They have backed away from initiatives like hiring targets that conservatives claim are illegal quotas and from executive bonuses tied to DEI goals.
More than half of senior executives surveyed by the Conference Board said they had adjusted how they refer to DEI over the past year. Another 20% were considering doing so. A growing number have dropped mentions of diversity goals in shareholder reports.
These days, few companies go out of their way to publicly promote their diversity programs. Major corporations, from Walmart to Salesforce, declined or did not respond to requests to make executives available to discuss their DEI programs.
Microsoft pointed USA TODAY to its recent diversity and inclusion report. “We remain deeply committed to D&I because it is what creates transformational solutions to the most complex challenges for customers, partners and the world,” the report reads.
Emerson said corporations may shrink from the hyperpolarized debate over DEI but most are not abandoning the work, which can range from broadening candidate pools to creating mentorship and coaching programs open to all.
“The majority of leaders I speak with know that harnessing diversity and fostering inclusion is critical to future business success. They want to be able to cast wider nets, to hire and advance the best people and create cultures where people can do their best work,” she said.
Franklin Turner who, as co-chair of the government contracts and global trade practice with the McCarter & English law firm, represents large corporations preparing to transition from an administration that embraced DEI to one that rejects it.
The Trump White House will increase pressure on companies that rely on federal funding and those companies may make some adjustments to policies or training materials, Turner said, but he does not expect wholesale changes.
“I don’t see the C-suites at companies – and I work with a lot of them – taking an intentional step back,” Turner said.
David Glasgow, executive director of the Meltzer Center for Diversity, Inclusion, and Belonging at the NYU School of Law, said he hopes to see organizations do more than that over the next four years.
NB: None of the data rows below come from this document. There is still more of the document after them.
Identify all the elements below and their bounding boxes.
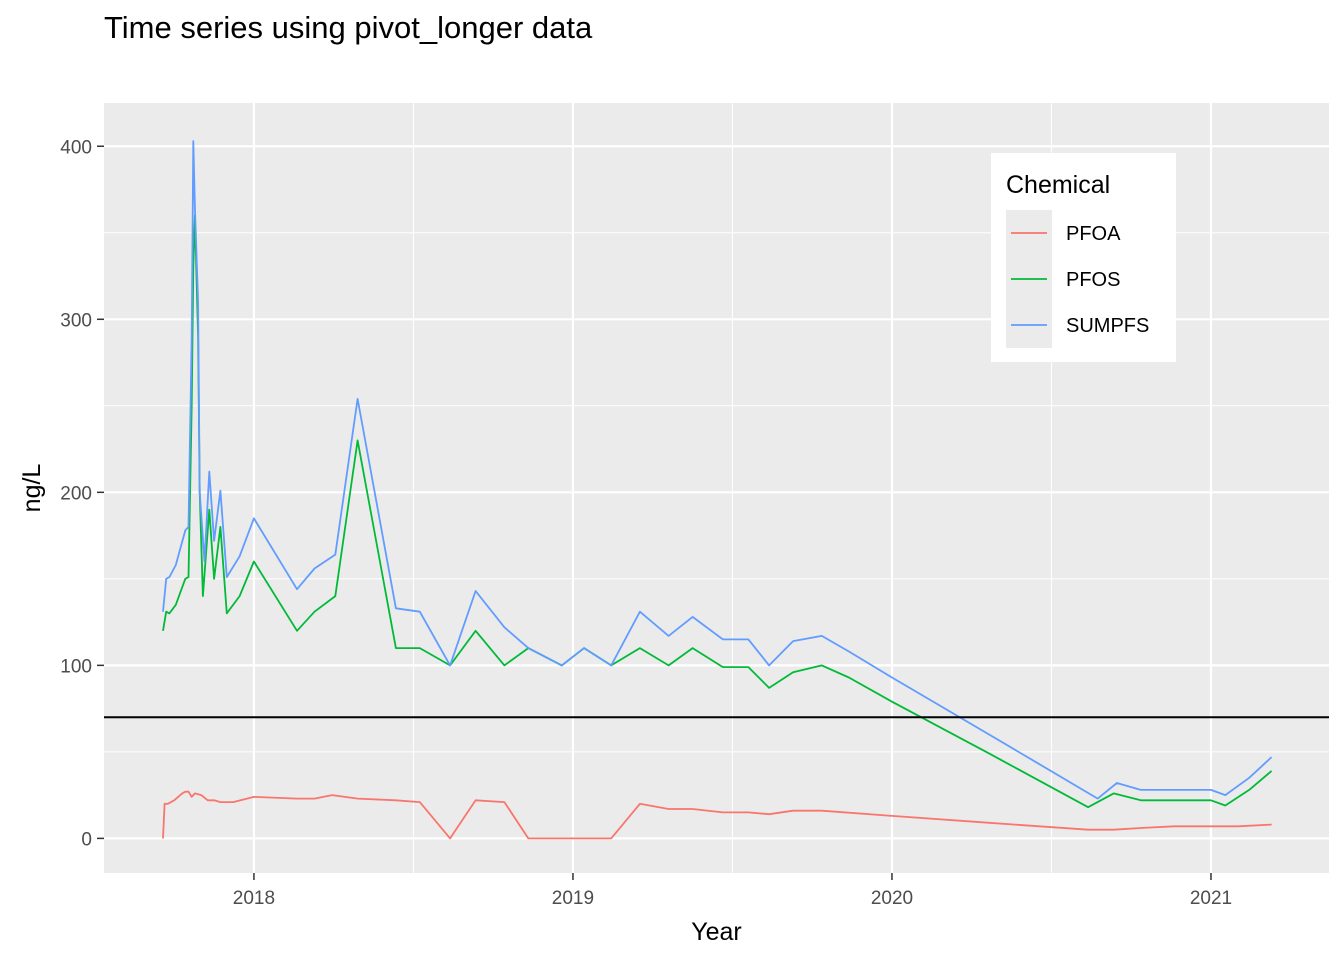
legend-label: PFOA <box>1066 223 1121 245</box>
y-tick-label: 300 <box>60 310 92 331</box>
legend: Chemical PFOA PFOS SUMPFS <box>991 153 1176 362</box>
y-tick-label: 200 <box>60 483 92 504</box>
y-axis-ticks: 0 100 200 300 400 <box>60 137 104 850</box>
x-axis-title: Year <box>691 918 742 946</box>
x-tick-label: 2021 <box>1190 888 1232 909</box>
major-gridlines <box>104 103 1329 873</box>
legend-items: PFOA PFOS SUMPFS <box>1006 210 1149 348</box>
y-tick-label: 100 <box>60 656 92 677</box>
series-line-sumpfs <box>162 140 1273 800</box>
y-tick-label: 0 <box>81 829 92 850</box>
x-tick-label: 2019 <box>552 888 594 909</box>
y-tick-label: 400 <box>60 137 92 158</box>
y-axis-title: ng/L <box>18 464 46 513</box>
x-tick-label: 2018 <box>233 888 275 909</box>
legend-label: PFOS <box>1066 269 1120 291</box>
chart-title: Time series using pivot_longer data <box>104 10 593 45</box>
x-axis-ticks: 2018 2019 2020 2021 <box>233 873 1232 909</box>
series-line-pfoa <box>162 790 1272 840</box>
x-tick-label: 2020 <box>871 888 913 909</box>
series-lines <box>162 140 1273 840</box>
legend-label: SUMPFS <box>1066 315 1149 337</box>
legend-title: Chemical <box>1006 171 1110 199</box>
“I am hoping to see more organizations go on the front foot rather than just the back foot,” Glasgow said. “This work is going to continue. It may need a rebranding. It’s possible people might need to be careful about how they talk about it. But there is no universe where even the most hostile presidency is going to be able to completely eliminate an entire field of work because there are too many people out there who care about creating organizations that are respectful, that are inclusive and where people have equal opportunity.”
(The story has been updated to remove attribution of a statement reflected in an earlier version.)